Berberine and quercetin in the maintenance of intestinal barrier function

All the intestinal condition characterized by an inflammatory process are generally matched to an altered intestinal permeability. With this concept it is indicated the phenomenon for which toxins, bacteria and macromolecules of partially digested food can cross the intestinal epithelial barrier, reaching the blood circle. This unwanted passage further sustains the inflammatory process and activates the immunity response. The causes are multiple and include the wrong expression of the tight junction proteins, structures deputed to keep tight the intestinal cells, or dysbiosis conditions which have a negative influence on these structures having natural molecules able to modulate the intestinal permeability is of great interest in the context of the treatment of all the intestinal conditions characterized also by altered intestinal permeability. Berberine and quercetin are supported by numerous literature studies for their ability to contribute and maintain the structural integrity of the intestinal barrier.

In this first study we can observe that, in an induced colitis model, berberine is able to stimulate the expression of three tight junction proteins, zonula-occludens 1, E-cadherin and occluding.

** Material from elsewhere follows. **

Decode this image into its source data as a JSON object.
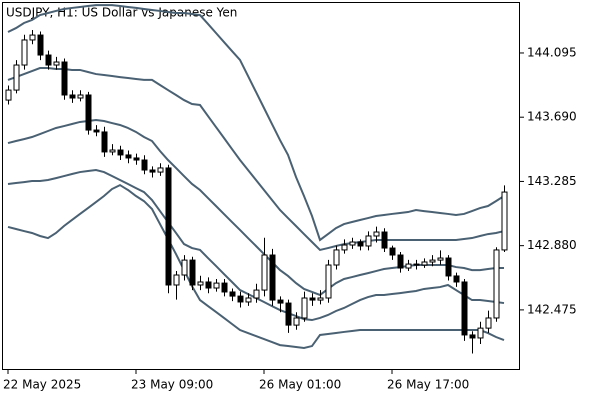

In the inflammatory model their expression significantly decreases compared to the healthy control but the berberine treatment restores the condition similarly to the healthy control (Zhang et al., 2017).

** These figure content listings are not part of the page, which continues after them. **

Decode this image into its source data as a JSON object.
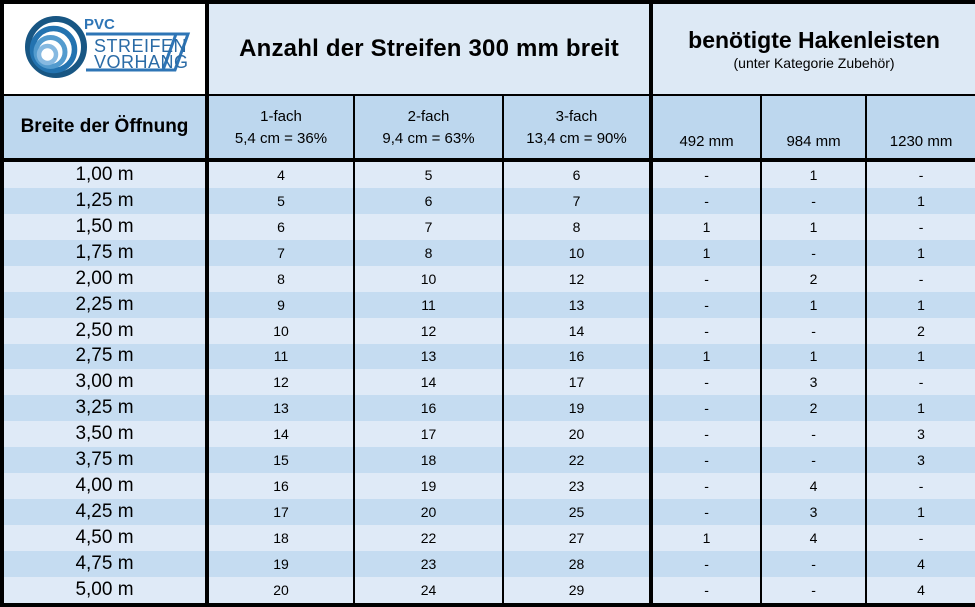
{
  "logo": {
    "brand_top": "PVC",
    "brand_line1": "STREIFEN",
    "brand_line2": "VORHANG"
  },
  "header": {
    "left_title": "Anzahl der Streifen 300 mm breit",
    "right_title": "benötigte Hakenleisten",
    "right_subtitle": "(unter Kategorie Zubehör)"
  },
  "columns": {
    "width_label": "Breite der Öffnung",
    "strips": [
      {
        "line1": "1-fach",
        "line2": "5,4 cm = 36%"
      },
      {
        "line1": "2-fach",
        "line2": "9,4 cm = 63%"
      },
      {
        "line1": "3-fach",
        "line2": "13,4 cm = 90%"
      }
    ],
    "rails": [
      "492 mm",
      "984 mm",
      "1230 mm"
    ]
  },
  "colors": {
    "header_bg": "#dde9f5",
    "subheader_bg": "#bdd7ee",
    "row_light": "#dfeaf7",
    "row_dark": "#c5dcf1",
    "border": "#000000",
    "logo_blue": "#2e75b6",
    "logo_dark_ring": "#185683",
    "logo_mid_ring": "#2373b0",
    "logo_light_ring": "#539bce",
    "logo_pale_ring": "#86b9e1"
  },
  "chart_data": {
    "type": "table",
    "title": "Anzahl der Streifen 300 mm breit / benötigte Hakenleisten (unter Kategorie Zubehör)",
    "columns": [
      "Breite der Öffnung",
      "1-fach 5,4 cm = 36%",
      "2-fach 9,4 cm = 63%",
      "3-fach 13,4 cm = 90%",
      "492 mm",
      "984 mm",
      "1230 mm"
    ],
    "rows": [
      [
        "1,00 m",
        "4",
        "5",
        "6",
        "-",
        "1",
        "-"
      ],
      [
        "1,25 m",
        "5",
        "6",
        "7",
        "-",
        "-",
        "1"
      ],
      [
        "1,50 m",
        "6",
        "7",
        "8",
        "1",
        "1",
        "-"
      ],
      [
        "1,75 m",
        "7",
        "8",
        "10",
        "1",
        "-",
        "1"
      ],
      [
        "2,00 m",
        "8",
        "10",
        "12",
        "-",
        "2",
        "-"
      ],
      [
        "2,25 m",
        "9",
        "11",
        "13",
        "-",
        "1",
        "1"
      ],
      [
        "2,50 m",
        "10",
        "12",
        "14",
        "-",
        "-",
        "2"
      ],
      [
        "2,75 m",
        "11",
        "13",
        "16",
        "1",
        "1",
        "1"
      ],
      [
        "3,00 m",
        "12",
        "14",
        "17",
        "-",
        "3",
        "-"
      ],
      [
        "3,25 m",
        "13",
        "16",
        "19",
        "-",
        "2",
        "1"
      ],
      [
        "3,50 m",
        "14",
        "17",
        "20",
        "-",
        "-",
        "3"
      ],
      [
        "3,75 m",
        "15",
        "18",
        "22",
        "-",
        "-",
        "3"
      ],
      [
        "4,00 m",
        "16",
        "19",
        "23",
        "-",
        "4",
        "-"
      ],
      [
        "4,25 m",
        "17",
        "20",
        "25",
        "-",
        "3",
        "1"
      ],
      [
        "4,50 m",
        "18",
        "22",
        "27",
        "1",
        "4",
        "-"
      ],
      [
        "4,75 m",
        "19",
        "23",
        "28",
        "-",
        "-",
        "4"
      ],
      [
        "5,00 m",
        "20",
        "24",
        "29",
        "-",
        "-",
        "4"
      ]
    ]
  }
}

Interestingly, berberine maintains the proper distribution of the tight junction proteins. In these immunohistochemistry images it is shown that the induced colitis determines the redistribution of the tight junction protein zonula-occludens 1 from apical tight junctional complexes to the cytoplasmic compartment of colon epithelial cells; the berberine treatment prevents this translocation (Yan et al., 2011).

Also quercetin is able to counteract the altered intestinal permeability, as shown in the following study where, as permeability parameter, FITC fluorescence in the serum was monitored. In this kind of experiments, animals are fed with a solution containing dextran-FITC, a fluorescence molecule, and then the serum fluorescence is monitored. Higher degrees of intestinal permeability correspond to higher serum fluorescence (Dong et al., 2020).

In conclusion, berberine and quercetin are two natural molecules useful for maintaining and restore the proper intestinal permeability.